To introduce variability without AI:

- **IRandom**: An interface for classes that can generate random values on demand.
- **RandomCollection**: Holds a list of values with associated weights. It optionally applies small random perturbations to the weights each draw to simulate noise, then samples a random element.
- **RandomTable**: Maps a key (often an enum, e.g. ticket type) to a `RandomCollection` of values (e.g. possible priorities for that ticket type).
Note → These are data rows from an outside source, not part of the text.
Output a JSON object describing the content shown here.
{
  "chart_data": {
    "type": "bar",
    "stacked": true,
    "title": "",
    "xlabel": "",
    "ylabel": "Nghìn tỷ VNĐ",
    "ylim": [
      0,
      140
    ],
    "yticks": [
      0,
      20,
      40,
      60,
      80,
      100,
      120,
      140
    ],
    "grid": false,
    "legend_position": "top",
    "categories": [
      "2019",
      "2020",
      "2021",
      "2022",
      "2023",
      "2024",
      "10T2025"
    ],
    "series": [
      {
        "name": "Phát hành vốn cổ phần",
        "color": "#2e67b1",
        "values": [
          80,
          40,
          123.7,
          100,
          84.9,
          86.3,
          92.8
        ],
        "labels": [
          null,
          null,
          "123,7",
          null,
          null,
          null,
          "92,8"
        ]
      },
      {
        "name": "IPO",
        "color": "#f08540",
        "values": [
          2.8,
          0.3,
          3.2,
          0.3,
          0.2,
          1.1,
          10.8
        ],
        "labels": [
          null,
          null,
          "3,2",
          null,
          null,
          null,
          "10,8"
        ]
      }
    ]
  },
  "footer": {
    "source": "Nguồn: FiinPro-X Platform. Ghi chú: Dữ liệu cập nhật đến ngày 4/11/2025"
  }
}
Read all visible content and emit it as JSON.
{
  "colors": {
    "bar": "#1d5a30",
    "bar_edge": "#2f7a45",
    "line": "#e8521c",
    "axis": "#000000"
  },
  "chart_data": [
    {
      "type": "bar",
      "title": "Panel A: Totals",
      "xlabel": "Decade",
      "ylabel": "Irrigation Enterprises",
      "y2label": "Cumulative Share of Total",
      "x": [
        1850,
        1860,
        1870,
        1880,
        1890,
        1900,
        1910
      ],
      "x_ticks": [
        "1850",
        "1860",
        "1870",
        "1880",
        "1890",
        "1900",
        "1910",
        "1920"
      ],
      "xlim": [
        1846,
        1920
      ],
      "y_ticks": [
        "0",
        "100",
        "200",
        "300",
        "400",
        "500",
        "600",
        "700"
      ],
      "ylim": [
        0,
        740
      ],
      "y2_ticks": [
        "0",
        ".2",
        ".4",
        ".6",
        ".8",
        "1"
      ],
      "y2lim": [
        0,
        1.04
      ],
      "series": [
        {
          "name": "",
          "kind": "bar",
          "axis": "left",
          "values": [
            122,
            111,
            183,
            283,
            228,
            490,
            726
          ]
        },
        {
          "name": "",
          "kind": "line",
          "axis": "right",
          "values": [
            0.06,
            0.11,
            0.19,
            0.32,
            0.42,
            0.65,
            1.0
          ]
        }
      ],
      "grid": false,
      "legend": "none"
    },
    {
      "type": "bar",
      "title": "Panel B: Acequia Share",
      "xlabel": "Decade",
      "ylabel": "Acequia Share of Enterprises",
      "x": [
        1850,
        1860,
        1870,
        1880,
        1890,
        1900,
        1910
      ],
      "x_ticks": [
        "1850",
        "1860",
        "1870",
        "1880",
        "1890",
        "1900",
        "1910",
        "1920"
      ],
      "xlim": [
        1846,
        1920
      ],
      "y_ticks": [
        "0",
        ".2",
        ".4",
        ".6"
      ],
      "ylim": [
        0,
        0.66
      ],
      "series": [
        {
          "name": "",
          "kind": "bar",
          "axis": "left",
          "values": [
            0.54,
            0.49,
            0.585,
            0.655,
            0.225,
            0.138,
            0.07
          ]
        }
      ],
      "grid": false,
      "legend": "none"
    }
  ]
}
This allows conditional sampling (different priorities for bugs vs. feature requests, etc.).

Cost & Usage Analysis
---------------------

.. uml::

    @startuml
    package analysis {
      interface Analyzer {
        + get_cost_analysis(): AnalysisResult
      }
      class AssistantRun implements Analyzer {
        + get_cost_analysis(): AnalysisResult
      }
      class AssistantRunsAnalyzer implements Analyzer {
        + get_cost_analysis(): AnalysisResult
      }
      class DatasetUsageAnalyzer implements Analyzer {
        + generate_cost_summary(): List[FormattedAnalysis]
      }
      class AnalysisResult {
        + prompt_tokens: int
        + prompts_cost: Money
        + completion_tokens: int
        + completions_cost: Money
        + total_cost: Money
      }
    }
    @enduml

The system tracks token counts and cost throughout:

- **AssistantRun**: Records the token usage and cost of a single `run_openai` (or equivalent) call for one node.
- **AssistantRunsAnalyzer**: Aggregates multiple `AssistantRun` records (e.g. from one pipeline run) into an `AnalysisResult` summarizing total tokens and cost.
- **DatasetUsageAnalyzer**: Gathers cost information across all generated tickets and produces a formatted summary (breakdown per assistant and totals in any currency). It can generate reports like CSV or tables.

These analyzers help you audit the monetary cost of generation by agent.  See the Usage section for examples of generating cost reports.